The Vaccines han tenido una trayectoria discográfica que los aleja de sus contemporáneos por su estética musical rápida, desenfadada y muy orgánica - es decir, muy de "hágalo usted mismo". Para su tercer material decidieron ir más allá del indie rock con toques punk y expandir sus horizontes. Antes de sacar el disco, prometían traer algo revolucionario. Con la llegada de English Graffiti, sólo podemos sacar un par de conclusiones: ¿es revolucionario en términos de hacer un parteaguas en el panorama actual?
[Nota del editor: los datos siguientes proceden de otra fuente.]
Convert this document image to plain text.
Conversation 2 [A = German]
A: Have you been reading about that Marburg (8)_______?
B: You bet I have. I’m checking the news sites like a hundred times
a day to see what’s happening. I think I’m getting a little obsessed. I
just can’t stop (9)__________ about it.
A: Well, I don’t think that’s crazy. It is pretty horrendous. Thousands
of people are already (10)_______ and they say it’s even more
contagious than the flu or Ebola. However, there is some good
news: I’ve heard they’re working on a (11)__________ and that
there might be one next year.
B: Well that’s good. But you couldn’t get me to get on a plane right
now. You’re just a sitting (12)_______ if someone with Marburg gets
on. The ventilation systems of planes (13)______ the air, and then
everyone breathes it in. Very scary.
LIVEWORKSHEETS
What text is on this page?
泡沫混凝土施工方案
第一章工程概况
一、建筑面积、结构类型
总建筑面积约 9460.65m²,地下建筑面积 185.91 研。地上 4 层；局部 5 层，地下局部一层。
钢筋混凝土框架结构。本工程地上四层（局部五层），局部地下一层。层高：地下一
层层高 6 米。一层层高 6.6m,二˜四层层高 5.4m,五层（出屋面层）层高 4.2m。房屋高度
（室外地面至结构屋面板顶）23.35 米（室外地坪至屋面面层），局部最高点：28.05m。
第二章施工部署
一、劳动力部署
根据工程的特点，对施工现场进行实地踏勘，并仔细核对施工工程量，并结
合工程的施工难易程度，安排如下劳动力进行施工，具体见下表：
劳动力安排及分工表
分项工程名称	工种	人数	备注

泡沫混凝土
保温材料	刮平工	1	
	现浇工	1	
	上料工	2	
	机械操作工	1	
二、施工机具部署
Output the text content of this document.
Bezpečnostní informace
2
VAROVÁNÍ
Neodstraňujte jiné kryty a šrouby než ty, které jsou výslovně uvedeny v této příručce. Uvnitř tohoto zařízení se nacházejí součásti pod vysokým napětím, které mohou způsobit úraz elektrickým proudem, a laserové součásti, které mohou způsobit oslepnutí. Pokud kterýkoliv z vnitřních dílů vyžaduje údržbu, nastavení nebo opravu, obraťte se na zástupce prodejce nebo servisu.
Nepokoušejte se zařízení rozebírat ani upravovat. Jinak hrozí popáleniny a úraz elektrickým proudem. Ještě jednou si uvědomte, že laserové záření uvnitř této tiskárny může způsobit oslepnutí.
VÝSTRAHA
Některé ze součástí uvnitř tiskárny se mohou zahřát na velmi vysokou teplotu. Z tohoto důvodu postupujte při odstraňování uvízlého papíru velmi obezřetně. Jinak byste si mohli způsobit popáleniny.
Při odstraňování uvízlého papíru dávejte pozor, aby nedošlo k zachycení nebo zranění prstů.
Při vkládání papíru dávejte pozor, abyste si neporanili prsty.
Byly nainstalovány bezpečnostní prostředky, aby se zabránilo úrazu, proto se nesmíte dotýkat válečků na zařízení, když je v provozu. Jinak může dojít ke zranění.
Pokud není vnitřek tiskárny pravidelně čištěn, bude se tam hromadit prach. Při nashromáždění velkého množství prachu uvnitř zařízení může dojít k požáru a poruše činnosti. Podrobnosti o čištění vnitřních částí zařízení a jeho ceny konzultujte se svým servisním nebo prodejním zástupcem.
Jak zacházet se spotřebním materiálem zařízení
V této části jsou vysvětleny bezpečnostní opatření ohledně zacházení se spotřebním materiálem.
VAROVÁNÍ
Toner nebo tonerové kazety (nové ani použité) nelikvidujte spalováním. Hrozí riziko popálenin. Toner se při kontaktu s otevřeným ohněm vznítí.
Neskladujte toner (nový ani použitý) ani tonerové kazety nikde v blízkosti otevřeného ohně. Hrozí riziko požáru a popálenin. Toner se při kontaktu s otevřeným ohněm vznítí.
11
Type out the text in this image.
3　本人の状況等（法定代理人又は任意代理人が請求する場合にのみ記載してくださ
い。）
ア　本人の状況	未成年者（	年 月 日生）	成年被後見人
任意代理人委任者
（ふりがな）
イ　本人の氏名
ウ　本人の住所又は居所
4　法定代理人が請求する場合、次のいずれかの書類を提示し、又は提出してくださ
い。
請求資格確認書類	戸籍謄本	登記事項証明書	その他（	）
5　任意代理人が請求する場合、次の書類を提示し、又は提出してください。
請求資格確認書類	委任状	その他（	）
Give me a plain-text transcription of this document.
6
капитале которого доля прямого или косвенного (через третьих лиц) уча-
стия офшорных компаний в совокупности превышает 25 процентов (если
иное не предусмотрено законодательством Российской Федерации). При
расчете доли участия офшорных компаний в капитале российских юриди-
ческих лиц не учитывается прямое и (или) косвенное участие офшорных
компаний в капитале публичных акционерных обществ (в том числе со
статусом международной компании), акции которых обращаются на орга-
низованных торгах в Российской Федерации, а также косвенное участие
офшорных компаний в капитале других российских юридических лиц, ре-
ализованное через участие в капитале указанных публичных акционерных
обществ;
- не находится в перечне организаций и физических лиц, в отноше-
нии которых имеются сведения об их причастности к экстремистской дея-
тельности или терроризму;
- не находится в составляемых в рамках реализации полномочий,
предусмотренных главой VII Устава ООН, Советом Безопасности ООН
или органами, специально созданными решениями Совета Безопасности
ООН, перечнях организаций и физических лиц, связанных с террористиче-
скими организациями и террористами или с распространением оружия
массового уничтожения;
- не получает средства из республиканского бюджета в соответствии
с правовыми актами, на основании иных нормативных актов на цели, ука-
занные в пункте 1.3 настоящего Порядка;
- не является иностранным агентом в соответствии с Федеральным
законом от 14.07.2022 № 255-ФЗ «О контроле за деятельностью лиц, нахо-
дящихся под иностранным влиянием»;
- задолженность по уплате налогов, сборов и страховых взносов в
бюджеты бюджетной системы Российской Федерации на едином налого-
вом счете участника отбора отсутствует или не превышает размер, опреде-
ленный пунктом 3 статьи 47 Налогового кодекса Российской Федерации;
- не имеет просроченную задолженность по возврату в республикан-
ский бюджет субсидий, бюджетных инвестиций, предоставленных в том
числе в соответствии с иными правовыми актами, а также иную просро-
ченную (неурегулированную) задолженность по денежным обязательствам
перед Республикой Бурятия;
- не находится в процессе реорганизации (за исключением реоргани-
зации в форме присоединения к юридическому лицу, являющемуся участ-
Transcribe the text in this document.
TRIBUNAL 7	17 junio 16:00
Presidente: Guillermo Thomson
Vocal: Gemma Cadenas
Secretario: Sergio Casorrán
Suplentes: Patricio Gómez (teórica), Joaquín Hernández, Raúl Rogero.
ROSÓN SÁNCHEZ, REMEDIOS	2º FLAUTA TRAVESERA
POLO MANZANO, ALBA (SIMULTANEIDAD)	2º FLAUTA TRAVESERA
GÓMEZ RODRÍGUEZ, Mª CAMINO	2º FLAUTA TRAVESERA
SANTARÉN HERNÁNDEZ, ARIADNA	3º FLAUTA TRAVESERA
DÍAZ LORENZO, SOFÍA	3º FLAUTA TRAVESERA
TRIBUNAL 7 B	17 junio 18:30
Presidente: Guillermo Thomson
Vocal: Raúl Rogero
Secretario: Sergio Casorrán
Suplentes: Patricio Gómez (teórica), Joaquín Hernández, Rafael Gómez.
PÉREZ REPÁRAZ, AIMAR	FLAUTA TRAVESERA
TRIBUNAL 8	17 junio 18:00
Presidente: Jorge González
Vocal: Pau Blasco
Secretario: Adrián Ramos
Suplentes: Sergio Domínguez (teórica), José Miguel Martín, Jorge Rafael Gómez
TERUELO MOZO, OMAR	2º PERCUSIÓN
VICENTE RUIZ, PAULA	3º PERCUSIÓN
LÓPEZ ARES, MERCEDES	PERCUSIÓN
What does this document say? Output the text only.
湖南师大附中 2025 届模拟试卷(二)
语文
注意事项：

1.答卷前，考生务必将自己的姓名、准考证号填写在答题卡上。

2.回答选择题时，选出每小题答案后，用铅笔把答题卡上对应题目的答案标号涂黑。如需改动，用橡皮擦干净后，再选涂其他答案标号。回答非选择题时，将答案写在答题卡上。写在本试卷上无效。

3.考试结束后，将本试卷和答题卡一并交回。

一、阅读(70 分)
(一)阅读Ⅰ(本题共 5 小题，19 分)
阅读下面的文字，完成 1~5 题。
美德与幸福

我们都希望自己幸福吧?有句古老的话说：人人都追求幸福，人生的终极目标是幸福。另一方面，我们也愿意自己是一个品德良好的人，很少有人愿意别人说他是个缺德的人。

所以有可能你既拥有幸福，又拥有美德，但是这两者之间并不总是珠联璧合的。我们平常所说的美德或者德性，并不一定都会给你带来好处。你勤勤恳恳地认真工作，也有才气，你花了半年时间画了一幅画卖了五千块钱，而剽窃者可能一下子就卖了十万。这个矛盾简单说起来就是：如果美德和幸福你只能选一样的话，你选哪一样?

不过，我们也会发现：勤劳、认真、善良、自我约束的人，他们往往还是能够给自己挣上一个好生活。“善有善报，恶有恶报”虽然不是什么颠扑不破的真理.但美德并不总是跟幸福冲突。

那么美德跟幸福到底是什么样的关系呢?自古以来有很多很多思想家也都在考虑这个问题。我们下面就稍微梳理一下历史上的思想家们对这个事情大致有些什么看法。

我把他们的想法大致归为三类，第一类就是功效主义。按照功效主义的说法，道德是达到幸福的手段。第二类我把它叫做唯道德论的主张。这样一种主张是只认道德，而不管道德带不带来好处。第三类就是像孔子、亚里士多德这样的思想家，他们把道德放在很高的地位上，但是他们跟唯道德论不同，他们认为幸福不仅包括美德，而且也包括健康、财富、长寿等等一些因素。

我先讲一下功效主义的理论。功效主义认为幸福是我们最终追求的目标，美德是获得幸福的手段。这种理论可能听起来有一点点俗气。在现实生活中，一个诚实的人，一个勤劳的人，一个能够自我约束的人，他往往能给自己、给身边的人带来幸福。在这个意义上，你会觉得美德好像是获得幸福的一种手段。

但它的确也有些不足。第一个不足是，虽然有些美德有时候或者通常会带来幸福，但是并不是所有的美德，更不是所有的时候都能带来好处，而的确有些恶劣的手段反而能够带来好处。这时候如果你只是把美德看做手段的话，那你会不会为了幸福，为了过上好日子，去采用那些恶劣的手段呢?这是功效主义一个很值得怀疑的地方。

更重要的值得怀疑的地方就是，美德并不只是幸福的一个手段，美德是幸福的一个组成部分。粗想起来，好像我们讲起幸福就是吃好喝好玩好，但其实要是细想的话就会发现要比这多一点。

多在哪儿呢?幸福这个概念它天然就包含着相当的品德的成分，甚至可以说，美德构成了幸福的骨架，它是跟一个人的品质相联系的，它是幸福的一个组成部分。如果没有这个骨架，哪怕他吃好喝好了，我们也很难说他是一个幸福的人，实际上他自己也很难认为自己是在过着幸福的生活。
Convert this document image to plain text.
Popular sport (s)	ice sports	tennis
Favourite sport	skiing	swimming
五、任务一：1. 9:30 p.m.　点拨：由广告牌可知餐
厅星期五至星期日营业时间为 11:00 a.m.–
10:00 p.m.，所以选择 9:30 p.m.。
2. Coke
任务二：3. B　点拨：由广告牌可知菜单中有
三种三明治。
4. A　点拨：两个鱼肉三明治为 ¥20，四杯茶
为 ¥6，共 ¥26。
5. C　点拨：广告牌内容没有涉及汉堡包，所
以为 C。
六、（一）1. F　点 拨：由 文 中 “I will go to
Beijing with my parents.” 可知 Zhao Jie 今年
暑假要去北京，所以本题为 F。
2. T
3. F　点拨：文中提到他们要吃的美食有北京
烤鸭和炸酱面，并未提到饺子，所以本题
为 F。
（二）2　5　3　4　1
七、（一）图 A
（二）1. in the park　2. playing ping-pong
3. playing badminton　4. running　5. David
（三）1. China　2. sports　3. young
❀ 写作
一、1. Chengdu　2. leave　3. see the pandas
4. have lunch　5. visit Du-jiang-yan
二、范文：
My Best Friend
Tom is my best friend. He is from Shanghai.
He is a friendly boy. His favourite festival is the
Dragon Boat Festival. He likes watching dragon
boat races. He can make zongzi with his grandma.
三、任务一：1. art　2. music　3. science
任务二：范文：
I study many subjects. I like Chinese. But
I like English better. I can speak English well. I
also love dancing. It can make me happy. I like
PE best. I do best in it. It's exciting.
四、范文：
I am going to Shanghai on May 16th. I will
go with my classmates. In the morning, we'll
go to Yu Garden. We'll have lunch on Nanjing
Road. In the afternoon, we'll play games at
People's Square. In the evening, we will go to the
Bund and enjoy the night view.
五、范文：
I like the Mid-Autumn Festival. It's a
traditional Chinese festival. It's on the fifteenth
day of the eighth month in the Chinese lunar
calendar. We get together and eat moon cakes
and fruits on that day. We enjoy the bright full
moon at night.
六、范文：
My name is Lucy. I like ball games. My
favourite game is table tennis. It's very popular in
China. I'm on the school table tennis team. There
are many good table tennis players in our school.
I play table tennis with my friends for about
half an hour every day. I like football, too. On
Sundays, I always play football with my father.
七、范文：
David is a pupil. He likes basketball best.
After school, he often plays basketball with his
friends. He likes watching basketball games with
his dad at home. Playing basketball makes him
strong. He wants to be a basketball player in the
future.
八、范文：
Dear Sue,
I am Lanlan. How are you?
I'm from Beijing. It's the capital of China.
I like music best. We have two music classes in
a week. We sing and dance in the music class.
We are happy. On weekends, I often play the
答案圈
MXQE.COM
No del todo. ¿Lo es en términos de su propia historia? Definitivamente.

Muy parecido a lo que hizo The Horrors después de su debut, el cuarteto encabezado por Justin Hayward-Young opta por una atmósfera más psicodélica y elaborada. Para ello, enlistaron la ayuda del productor Dave Fridmann (The Flaming Lips, Tame Impala) con la idea de replicar el sonido de The Woods de Sleater-Kinney, mismo que también produjo. El resultado es evidente: teclados que llenan muros, guitarras distorsionadas que emiten texturas sobre riffs y voces esparcidas y soñadoras, en vez de los gritos de guerra que tuvimos en What Did You Expect from The Vaccines? (2011) y Come of Age (2012).

Desde que escuchamos "Handsome", su primer y narcisista sencillo, tenemos una pista clara de lo que nos espera. Continuando con "Dream Lover", "20/20", "All Afternoon (In Love)" y "Want You So Bad", se nota que han tomado muchas pautas del estilo sesentero de The Beatles o del britpop noventero de The Charlatans. Las guitarras de Freddie Cowan son más abstractas, el bajo de Árni Árnason más redondo y la batería de Pete Robertson más consistente. ¿Acaso esperaban que siguieran sonando como banda de bar de hooligans toda su vida? Hayward-Young y compañía refutan el argumento y nos entregan un disco que, si bien no ganará Grammys o estará en la lista de los más influyentes en 2015, nos da esperanzas para seguir "vacunándonos" con su música.